Nonthermal dynamics of the CDW in 1T-TiSe₂ revealed by time-resolved neutron scattering

Time-resolved elastic neutron scattering with nanosecond laser heating was used to study the charge density wave (CDW) dynamics in 1T-TiSe₂. The CDW order parameter, set by excitonic correlations or a pseudo Jahn-Teller distortion leads to periodic lattice distortions (PLD). PLD was probed by monitoring the superlattice Bragg peak at (-1.5, -1.5, 1.5) during pulsed 515 nm laser excitation. After the laser is turned on, equilibrium temperature state of the sample occurred in around 100 milliseconds, but the Bragg peak intensity dropped within 5 seconds indicating PLD is disappearing in much slower rate.

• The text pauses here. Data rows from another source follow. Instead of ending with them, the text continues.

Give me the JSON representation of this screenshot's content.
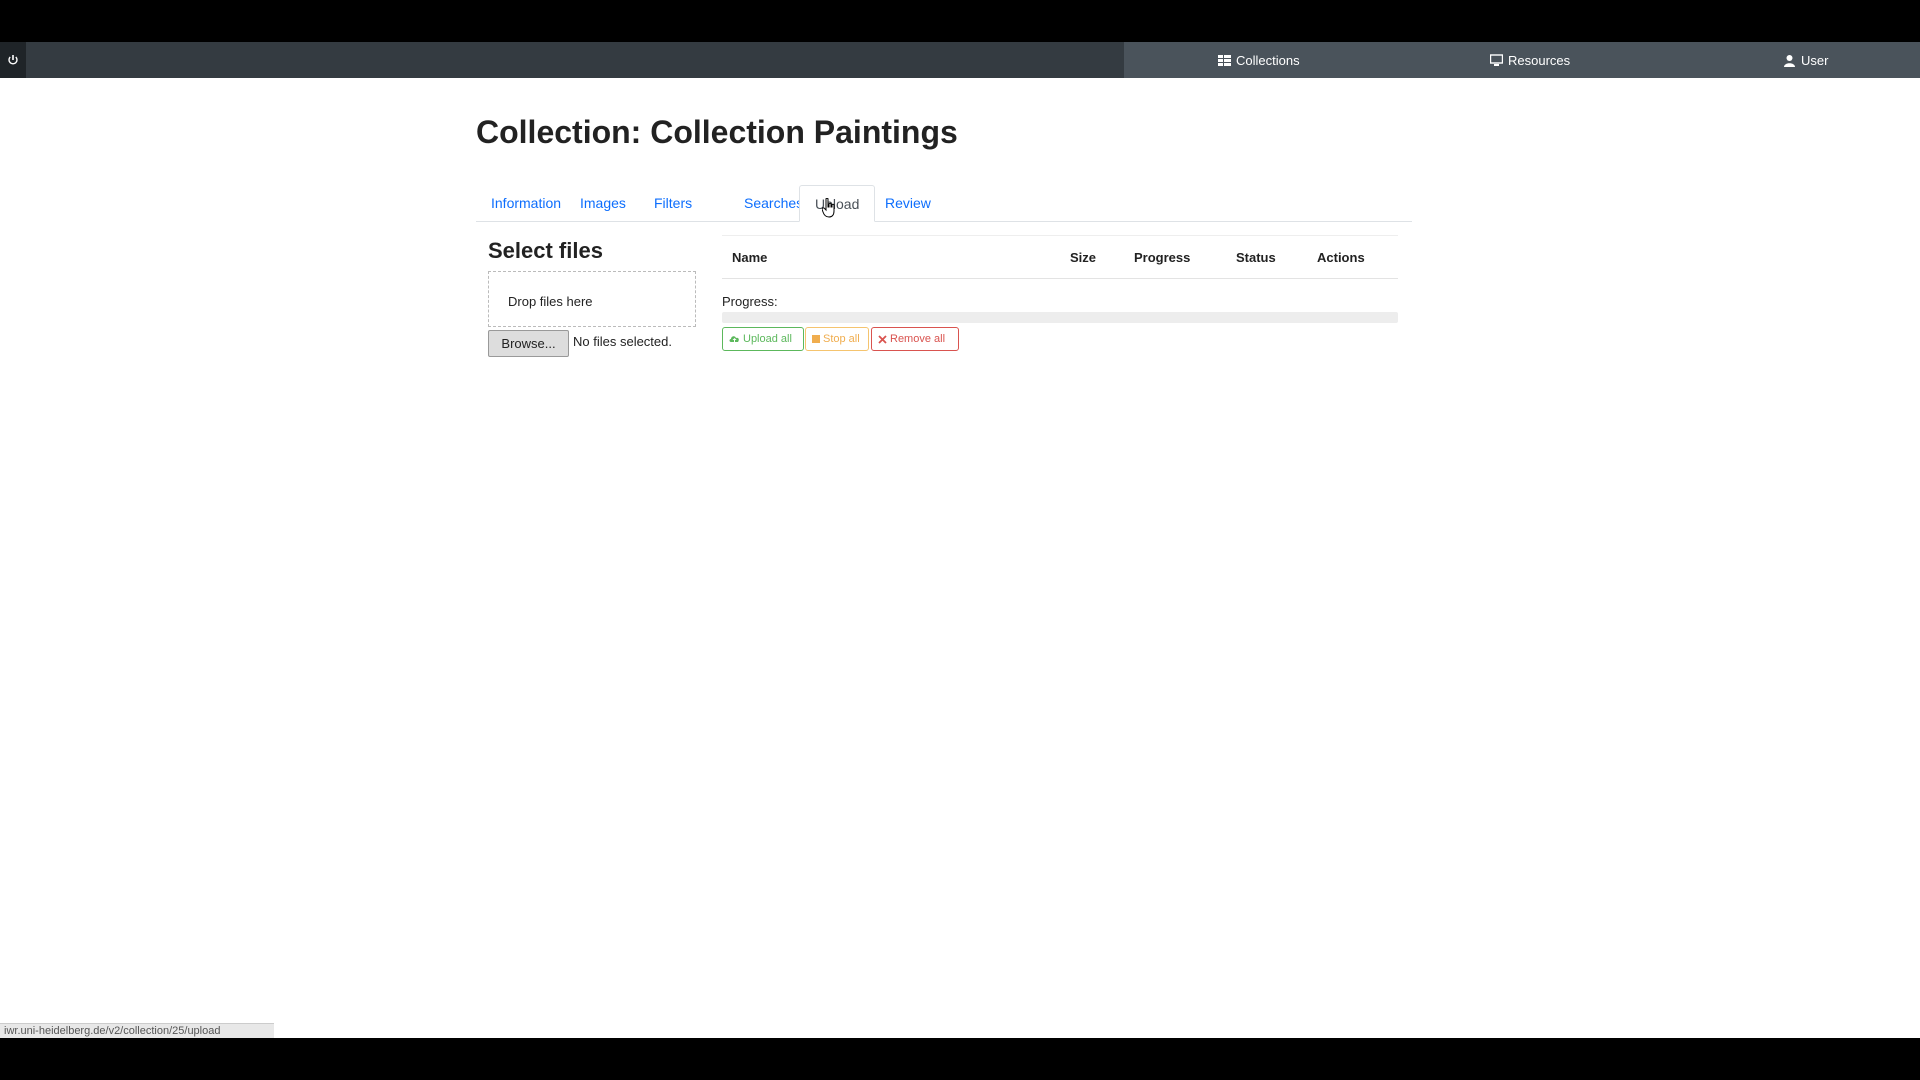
{
  "navbar": {
    "items": [
      {
        "label": "Collections",
        "icon": "list-icon"
      },
      {
        "label": "Resources",
        "icon": "monitor-icon"
      },
      {
        "label": "User",
        "icon": "user-icon"
      }
    ]
  },
  "page": {
    "title": "Collection: Collection Paintings",
    "tabs": [
      {
        "label": "Information"
      },
      {
        "label": "Images"
      },
      {
        "label": "Filters"
      },
      {
        "label": "Searches"
      },
      {
        "label": "Upload",
        "active": true
      },
      {
        "label": "Review"
      }
    ]
  },
  "upload": {
    "select_title": "Select files",
    "dropzone_text": "Drop files here",
    "browse_label": "Browse...",
    "no_files_text": "No files selected.",
    "table_headers": [
      "Name",
      "Size",
      "Progress",
      "Status",
      "Actions"
    ],
    "progress_label": "Progress:",
    "progress_value": 0,
    "buttons": {
      "upload_all": "Upload all",
      "stop_all": "Stop all",
      "remove_all": "Remove all"
    }
  },
  "statusbar": {
    "url": "iwr.uni-heidelberg.de/v2/collection/25/upload"
  },
  "colors": {
    "navbar": "#343b41",
    "navbar_right": "#4a535b",
    "link": "#0d6efd",
    "success": "#5cb85c",
    "warning": "#f0ad4e",
    "danger": "#d9534f"
  }
}
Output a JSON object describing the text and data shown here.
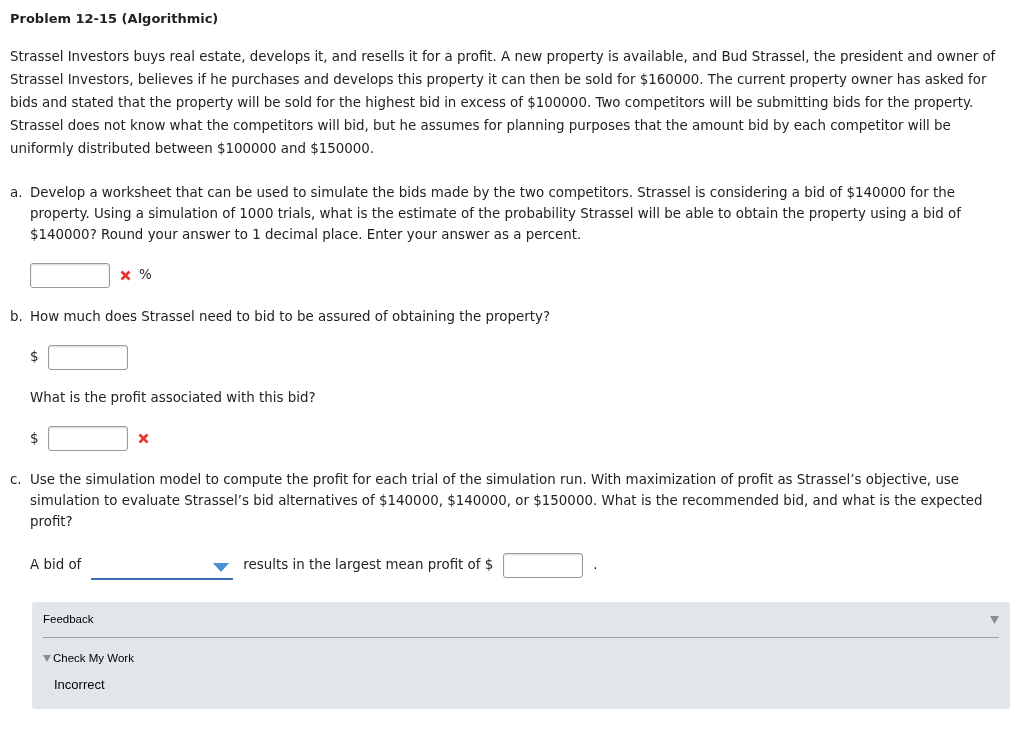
{
  "title": "Problem 12-15 (Algorithmic)",
  "intro": "Strassel Investors buys real estate, develops it, and resells it for a profit. A new property is available, and Bud Strassel, the president and owner of Strassel Investors, believes if he purchases and develops this property it can then be sold for $160000. The current property owner has asked for bids and stated that the property will be sold for the highest bid in excess of $100000. Two competitors will be submitting bids for the property. Strassel does not know what the competitors will bid, but he assumes for planning purposes that the amount bid by each competitor will be uniformly distributed between $100000 and $150000.",
  "parts": [
    {
      "label": "a.",
      "question": "Develop a worksheet that can be used to simulate the bids made by the two competitors. Strassel is considering a bid of $140000 for the property. Using a simulation of 1000 trials, what is the estimate of the probability Strassel will be able to obtain the property using a bid of $140000? Round your answer to 1 decimal place. Enter your answer as a percent.",
      "items": [
        {
          "kind": "answer",
          "incorrect": true,
          "suffix": "%"
        }
      ]
    },
    {
      "label": "b.",
      "question": "How much does Strassel need to bid to be assured of obtaining the property?",
      "items": [
        {
          "kind": "answer",
          "prefix": "$",
          "incorrect": false
        },
        {
          "kind": "text",
          "text": "What is the profit associated with this bid?"
        },
        {
          "kind": "answer",
          "prefix": "$",
          "incorrect": true
        }
      ]
    },
    {
      "label": "c.",
      "question": "Use the simulation model to compute the profit for each trial of the simulation run. With maximization of profit as Strassel’s objective, use simulation to evaluate Strassel’s bid alternatives of $140000, $140000, or $150000. What is the recommended bid, and what is the expected profit?",
      "items": [
        {
          "kind": "inline",
          "pieces": [
            {
              "kind": "text",
              "text": "A bid of"
            },
            {
              "kind": "dropdown"
            },
            {
              "kind": "text",
              "text": "results in the largest mean profit of $"
            },
            {
              "kind": "input",
              "incorrect": false
            },
            {
              "kind": "text",
              "text": "."
            }
          ]
        }
      ]
    }
  ],
  "feedback": {
    "title": "Feedback",
    "expanded": true,
    "check": {
      "label": "Check My Work",
      "expanded": true,
      "result": "Incorrect"
    }
  }
}
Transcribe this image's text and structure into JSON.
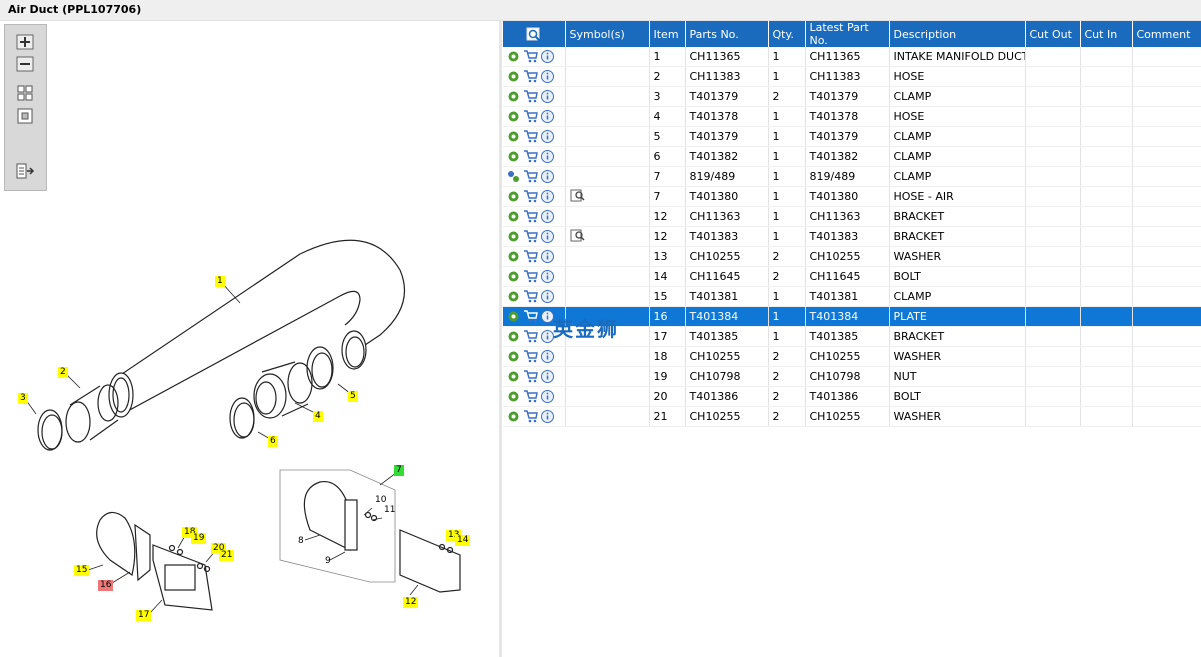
{
  "window": {
    "title": "Air Duct (PPL107706)"
  },
  "watermark": "英金狮",
  "colors": {
    "header": "#1a6bbd",
    "selected_row": "#0f78d6",
    "callout": "#ffff00",
    "callout_group": "#33dd33",
    "callout_selected": "#ee7777"
  },
  "toolbar": {
    "buttons": [
      {
        "name": "zoom-in-button",
        "icon": "zoom-in-icon"
      },
      {
        "name": "zoom-out-button",
        "icon": "zoom-out-icon"
      },
      {
        "name": "fit-all-button",
        "icon": "fit-all-icon"
      },
      {
        "name": "fit-window-button",
        "icon": "fit-window-icon"
      },
      {
        "name": "export-button",
        "icon": "list-export-icon"
      }
    ]
  },
  "diagram": {
    "callouts": [
      "1",
      "2",
      "3",
      "4",
      "5",
      "6",
      "7",
      "8",
      "9",
      "10",
      "11",
      "12",
      "13",
      "14",
      "15",
      "16",
      "17",
      "18",
      "19",
      "20",
      "21"
    ]
  },
  "table": {
    "columns": [
      "",
      "Symbol(s)",
      "Item",
      "Parts No.",
      "Qty.",
      "Latest Part No.",
      "Description",
      "Cut Out",
      "Cut In",
      "Comment"
    ],
    "rows": [
      {
        "item": "1",
        "part": "CH11365",
        "qty": "1",
        "latest": "CH11365",
        "desc": "INTAKE MANIFOLD DUCT",
        "symbol": ""
      },
      {
        "item": "2",
        "part": "CH11383",
        "qty": "1",
        "latest": "CH11383",
        "desc": "HOSE",
        "symbol": ""
      },
      {
        "item": "3",
        "part": "T401379",
        "qty": "2",
        "latest": "T401379",
        "desc": "CLAMP",
        "symbol": ""
      },
      {
        "item": "4",
        "part": "T401378",
        "qty": "1",
        "latest": "T401378",
        "desc": "HOSE",
        "symbol": ""
      },
      {
        "item": "5",
        "part": "T401379",
        "qty": "1",
        "latest": "T401379",
        "desc": "CLAMP",
        "symbol": ""
      },
      {
        "item": "6",
        "part": "T401382",
        "qty": "1",
        "latest": "T401382",
        "desc": "CLAMP",
        "symbol": ""
      },
      {
        "item": "7",
        "part": "819/489",
        "qty": "1",
        "latest": "819/489",
        "desc": "CLAMP",
        "symbol": ""
      },
      {
        "item": "7",
        "part": "T401380",
        "qty": "1",
        "latest": "T401380",
        "desc": "HOSE - AIR",
        "symbol": "view-icon"
      },
      {
        "item": "12",
        "part": "CH11363",
        "qty": "1",
        "latest": "CH11363",
        "desc": "BRACKET",
        "symbol": ""
      },
      {
        "item": "12",
        "part": "T401383",
        "qty": "1",
        "latest": "T401383",
        "desc": "BRACKET",
        "symbol": "view-icon"
      },
      {
        "item": "13",
        "part": "CH10255",
        "qty": "2",
        "latest": "CH10255",
        "desc": "WASHER",
        "symbol": ""
      },
      {
        "item": "14",
        "part": "CH11645",
        "qty": "2",
        "latest": "CH11645",
        "desc": "BOLT",
        "symbol": ""
      },
      {
        "item": "15",
        "part": "T401381",
        "qty": "1",
        "latest": "T401381",
        "desc": "CLAMP",
        "symbol": ""
      },
      {
        "item": "16",
        "part": "T401384",
        "qty": "1",
        "latest": "T401384",
        "desc": "PLATE",
        "symbol": "",
        "selected": true
      },
      {
        "item": "17",
        "part": "T401385",
        "qty": "1",
        "latest": "T401385",
        "desc": "BRACKET",
        "symbol": ""
      },
      {
        "item": "18",
        "part": "CH10255",
        "qty": "2",
        "latest": "CH10255",
        "desc": "WASHER",
        "symbol": ""
      },
      {
        "item": "19",
        "part": "CH10798",
        "qty": "2",
        "latest": "CH10798",
        "desc": "NUT",
        "symbol": ""
      },
      {
        "item": "20",
        "part": "T401386",
        "qty": "2",
        "latest": "T401386",
        "desc": "BOLT",
        "symbol": ""
      },
      {
        "item": "21",
        "part": "CH10255",
        "qty": "2",
        "latest": "CH10255",
        "desc": "WASHER",
        "symbol": ""
      }
    ]
  }
}
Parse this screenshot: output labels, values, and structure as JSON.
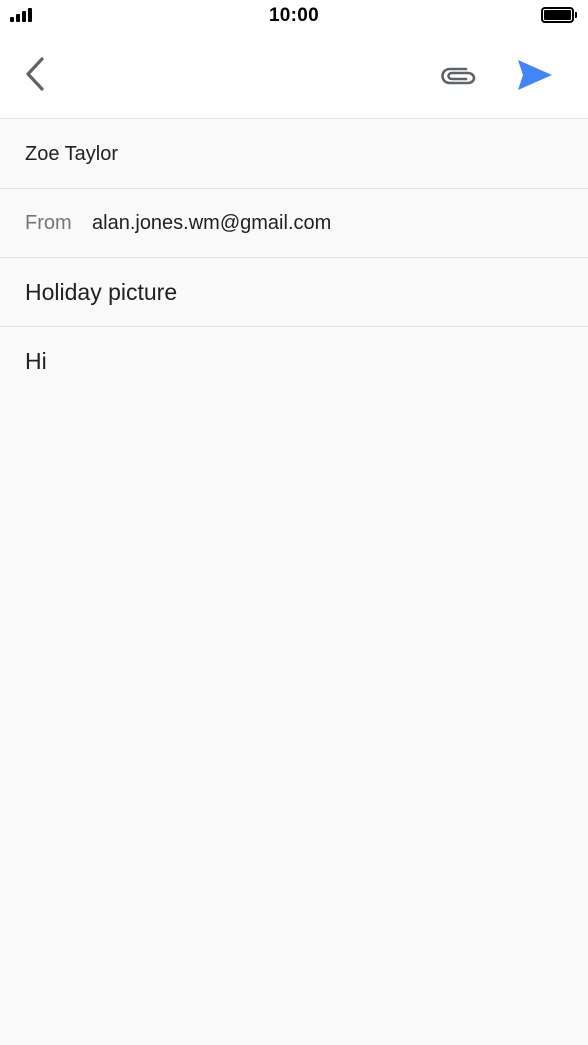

This delay relative to the thermal response indicates a nonthermal melting pathway, likely associated with phonon bottlenecks and anharmonic scattering. Upon cooling, PLD recovered slowly over 30 - 40 s and followed processes like nucleation and growth consistent with Avrami’s law. It appears that, excited coherent phonons can destabilize the PLD. However, the material’s strong EPC will renormalize the phonon dispersion and suppress the phonon - mediated relaxation, likely causing the observed slow dynamics. These findings highlight the presence of distinct timescales in phase transition dynamics and open new avenues of research with potential relevance for future applications.